Three listed corporates that own Indian Premier League (IPL) teams – Deccan Chronicle (Deccan Chargers), India Cements (Chennai Super Kings) and United Spirits (Bangalore Royal Challengers) – are set to gain from the two fresh team auctions process for IPL Season IV, the base price for which has reportedly been fixed at $225 million.
“These three companies will react positively as the market was giving their IPL teams a rough valuation of $150 mn till now,” said an analyst with a Mumbai-based broking house, which has also upgraded its rating for Deccan Chargers, which made a PAT of Rs 2 crore in the previous season.
“We used to value Deccan Chargers at $138 million (at 15x FY10E earnings) or Rs 26 per share of Deccan Chronicle. Our target price for Deccan Chronicle was Rs 158. However, after this announcement, now if we subscribe a valuation of $225 million to Deccan Chargers then the per share value of Deccan Chargers to Deccan Chronicle is Rs 43,” he added.
The broking house believes that the stock could go up once the official announcement comes from the BCCI, the cricket board. About seven out of the eight existing teams have agreed to induct two more teams in IPL.
Analysts believe that the $225 million base price fixed for this season is certainly on the higher side and that the new entrants tend to lose against the old team owners as they will have to dole out almost double of what was paid previously. In the inaugural edition, the floor valuation for teams was pegged at $50 million and the minimum winning bid was for $67 million (Rajasthan Royals) and the highest one was for Mumbai Indians at $112 million.
In Tuesday’s player auction for the IPL Season III, West Indies all-rounder Kieron Pollard and New Zealand pacer Shane Bond emerged the most expensive players commanding a price of $750,000 (approximately Rs 3.42 crore).
The entity, engaged in serious money making out of sport which currently has eight team owners, will also see two fresh team auction process for IPL Season IV.

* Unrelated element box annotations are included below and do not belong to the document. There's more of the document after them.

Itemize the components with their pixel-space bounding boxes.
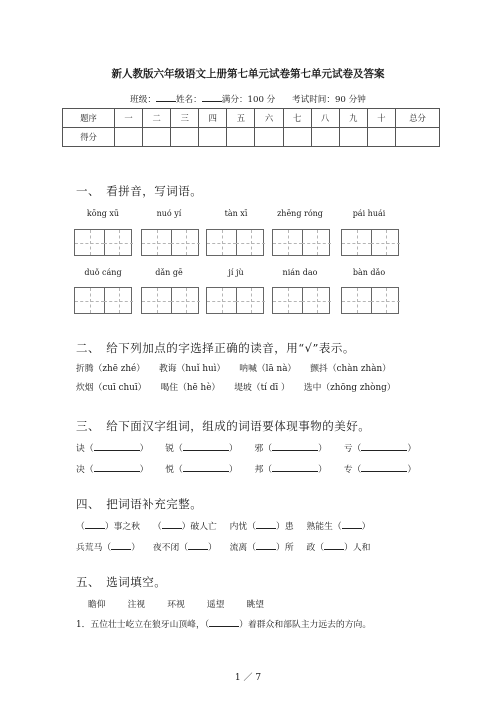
word-group-char: 亏 [343, 444, 353, 454]
score-header: 四 [199, 109, 227, 128]
score-cell[interactable] [227, 128, 255, 147]
reading-item[interactable]: 呐喊（lā nà） [239, 364, 297, 374]
word-group-line-2: 决（ ） 悦（ ） 邦（ ） 专（ ） [76, 462, 416, 475]
idiom-text: ） [208, 543, 217, 553]
pinyin-label: nuó yí [156, 209, 182, 218]
question-text: 1．五位壮士屹立在狼牙山顶峰，（ [76, 620, 210, 630]
score-header: 八 [311, 109, 339, 128]
score-row-label: 得分 [63, 128, 115, 147]
reading-item[interactable]: 炊烟（cuī chuī） [76, 383, 147, 393]
writing-grid[interactable] [74, 287, 132, 314]
idiom-text: ）人和 [344, 543, 371, 553]
idiom-line-2 [76, 540, 370, 553]
answer-blank[interactable] [183, 441, 229, 451]
class-blank [156, 92, 176, 102]
pinyin-label: dǎn gē [155, 268, 183, 277]
answer-blank[interactable] [85, 519, 105, 529]
score-header: 三 [171, 109, 199, 128]
score-cell[interactable] [255, 128, 283, 147]
idiom-line-1 [76, 519, 370, 532]
pinyin-label: nián dao [282, 268, 318, 277]
answer-blank[interactable] [188, 540, 208, 550]
word-group-line-1: 诀（ ） 锐（ ） 邪（ ） 亏（ ） [76, 441, 416, 454]
pinyin-label: bàn dǎo [352, 268, 386, 277]
doc-title: 新人教版六年级语文上册第七单元试卷第七单元试卷及答案 [111, 68, 385, 80]
answer-blank[interactable] [342, 519, 362, 529]
word-choice: 环视 [167, 600, 185, 610]
score-value-row [63, 128, 440, 147]
score-header: 一 [115, 109, 143, 128]
idiom-text: ）患 [276, 522, 294, 532]
idiom-text: 政（ [306, 543, 325, 553]
answer-blank[interactable] [162, 519, 182, 529]
fill-question-1 [76, 617, 371, 630]
word-group-char: 诀 [76, 444, 85, 454]
word-group-char: 锐 [165, 444, 175, 454]
answer-blank[interactable] [111, 540, 131, 550]
score-cell[interactable] [283, 128, 311, 147]
writing-grid[interactable] [141, 287, 199, 314]
score-header: 题序 [63, 109, 115, 128]
score-cell[interactable] [367, 128, 395, 147]
word-choices [88, 597, 264, 610]
pinyin-label: jí jù [228, 268, 244, 277]
idiom-text: ） [131, 543, 141, 553]
info-line [0, 92, 496, 105]
answer-blank[interactable] [272, 462, 318, 472]
full-score: 满分：100 分 [221, 95, 276, 105]
writing-grid[interactable] [141, 229, 199, 256]
idiom-text: 兵荒马（ [76, 543, 112, 553]
pinyin-label: kōng xū [86, 209, 120, 218]
question-text: ）着群众和部队主力远去的方向。 [239, 620, 372, 630]
score-header: 五 [227, 109, 255, 128]
writing-grid[interactable] [272, 287, 330, 314]
score-cell[interactable] [143, 128, 171, 147]
answer-blank[interactable] [94, 441, 140, 451]
score-cell[interactable] [171, 128, 199, 147]
word-choice: 眺望 [246, 600, 265, 610]
answer-blank[interactable] [256, 540, 276, 550]
word-choice: 瞻仰 [88, 600, 106, 610]
reading-item[interactable]: 堤坡（tí dī ） [234, 383, 290, 393]
section2-heading: 二、 给下列加点的字选择正确的读音，用“√”表示。 [76, 341, 355, 355]
score-header: 九 [339, 109, 367, 128]
name-blank [202, 92, 222, 102]
score-cell[interactable] [115, 128, 143, 147]
answer-blank[interactable] [209, 617, 239, 627]
word-choice: 注视 [127, 600, 146, 610]
pinyin-label: duǒ cáng [84, 268, 122, 277]
reading-item[interactable]: 喝住（hē hè） [160, 383, 221, 393]
score-header: 六 [255, 109, 283, 128]
reading-item[interactable]: 折腾（zhē zhé） [76, 364, 145, 374]
writing-grid[interactable] [206, 229, 264, 256]
idiom-text: 内忧（ [229, 522, 257, 532]
answer-blank[interactable] [183, 462, 229, 472]
answer-blank[interactable] [256, 519, 276, 529]
score-header: 十 [367, 109, 395, 128]
idiom-text: ）破人亡 [181, 522, 217, 532]
idiom-text: ）事之秋 [104, 522, 141, 532]
writing-grid[interactable] [74, 229, 132, 256]
section3-heading: 三、 给下面汉字组词，组成的词语要体现事物的美好。 [76, 419, 371, 433]
score-header-row [63, 109, 440, 128]
score-table [62, 108, 440, 147]
class-label: 班级： [130, 95, 156, 105]
answer-blank[interactable] [272, 441, 318, 451]
exam-time: 考试时间：90 分钟 [292, 95, 366, 105]
word-group-char: 专 [343, 465, 353, 475]
reading-item[interactable]: 选中（zhōng zhòng） [303, 383, 396, 393]
word-group-char: 邦 [254, 465, 264, 475]
idiom-text: ） [361, 522, 371, 532]
word-choice: 遥望 [206, 600, 225, 610]
answer-blank[interactable] [361, 441, 407, 451]
word-group-char: 悦 [165, 465, 175, 475]
section1-heading: 一、 看拼音，写词语。 [76, 184, 203, 198]
pinyin-label: pái huái [352, 209, 386, 218]
score-header: 七 [283, 109, 311, 128]
word-group-char: 决 [76, 465, 85, 475]
idiom-text: （ [152, 522, 162, 532]
pinyin-label: tàn xī [224, 209, 248, 218]
reading-item[interactable]: 颤抖（chàn zhàn） [310, 364, 391, 374]
answer-blank[interactable] [361, 462, 407, 472]
name-label: 姓名： [175, 95, 202, 105]
score-cell[interactable] [339, 128, 367, 147]
page-number: 1 ／ 7 [234, 673, 262, 683]
score-cell[interactable] [199, 128, 227, 147]
section5-heading: 五、 选词填空。 [76, 575, 167, 589]
score-cell[interactable] [396, 128, 440, 147]
answer-blank[interactable] [94, 462, 140, 472]
score-header: 总分 [396, 109, 440, 128]
word-group-char: 邪 [254, 444, 264, 454]
reading-line-2 [76, 380, 396, 393]
writing-grid[interactable] [341, 229, 399, 256]
answer-blank[interactable] [324, 540, 344, 550]
writing-grid[interactable] [272, 229, 330, 256]
section4-heading: 四、 把词语补充完整。 [76, 497, 203, 511]
idiom-text: 熟能生（ [306, 522, 342, 532]
idiom-text: （ [76, 522, 85, 532]
reading-line-1 [76, 361, 391, 374]
reading-item[interactable]: 教诲（huǐ huì） [159, 364, 226, 374]
score-header: 二 [143, 109, 171, 128]
pinyin-label: zhēng róng [277, 209, 323, 218]
idiom-text: 夜不闭（ [152, 543, 189, 553]
score-cell[interactable] [311, 128, 339, 147]
idiom-text: ）所 [276, 543, 294, 553]
idiom-text: 流离（ [229, 543, 257, 553]
writing-grid[interactable] [206, 287, 264, 314]
writing-grid[interactable] [341, 287, 399, 314]
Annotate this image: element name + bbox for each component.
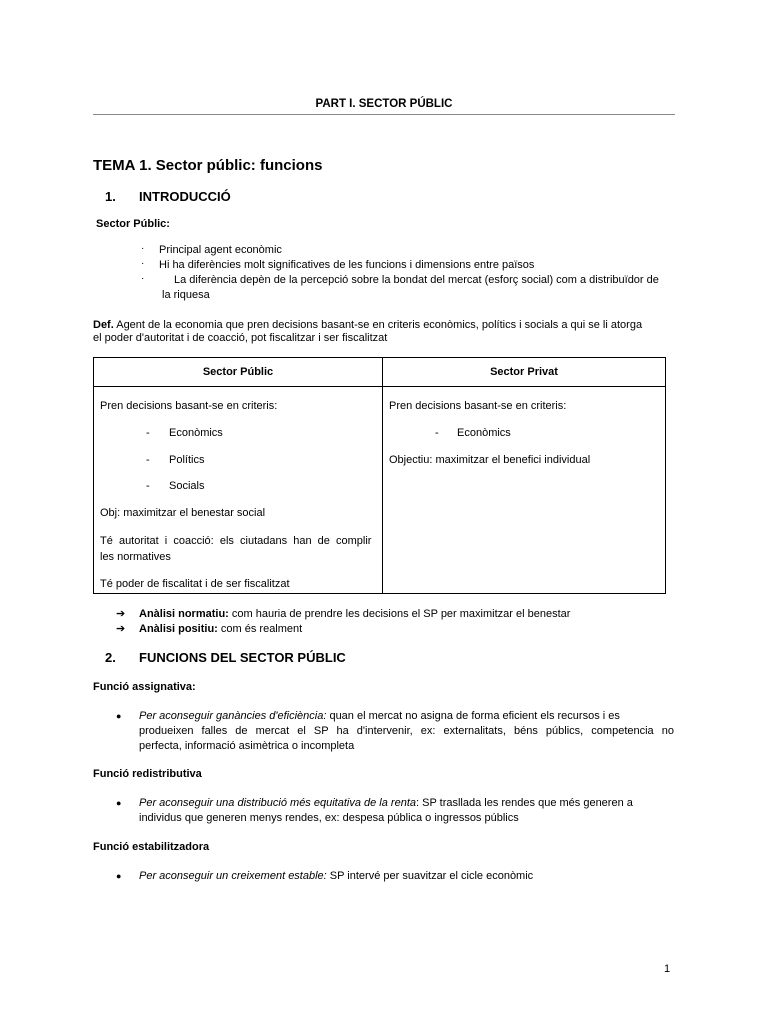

The names of the new bidders doing the rounds are Anil Ambani owned ADAG interested in the Ahmedabad franchise and Sahara Group boss Subroto Roy keen on the Kanpur team. The names of Hero Honda MD and CEO Pawan Munjal, Bharti Airtel and Bollywood stars like Salman Khan figure in the speculative list of new investors vying for the to be added teams.
“Most of these teams will be realistic in bidding. They have invested a lot and have not seen any significant returns. They are going to be extremely rational on what they are putting. The focus will be more on plugging the gaps than getting trophy players. Investments made behind the trophy players didn’t quite pay off. Most corporate personalities have started to appreciate this as a more serious affair of making money,” said Sanjay Jain of Taj Capital, a New Delhi-based boutique investment firm.
It is believed that what feeds into this high valuation is the fact that IPL is a proven format and that this time it will also be broadcasted in theatres. With two new entrants, the resource pool will now be divided among 10, and not just eight teams, which took all the financial risks of making IPL successful in 2008. About 70-80% ad inventory of Sony is already sold out, which is now busy selling its 10 seconds slots as high as Rs 3-4 lakh ahead of the IPL season.
Royal Challengers Bangalore paid a franchisee fee of $111.6 million; Rajasthan Royals owner Jaipur IPL Cricket Pvt. Ltd paid $67 million; Mumbai Indians owner Reliance Industries paid $111.9 million; Kings XI Punjab owners Preity Zinta, Ness Wadia and Mohit Burman paid $76 million; Kolkata Knight Riders owner Red Chillies Entertainment paid $75.09 million; Chennai Super Kings owner India Cements Ltd paid $91 million; Delhi DareDevils owner GMR Holdings paid $84 million; Deccan Chargers owner Deccan Chronicle Holdings Ltd paid $107.1 million.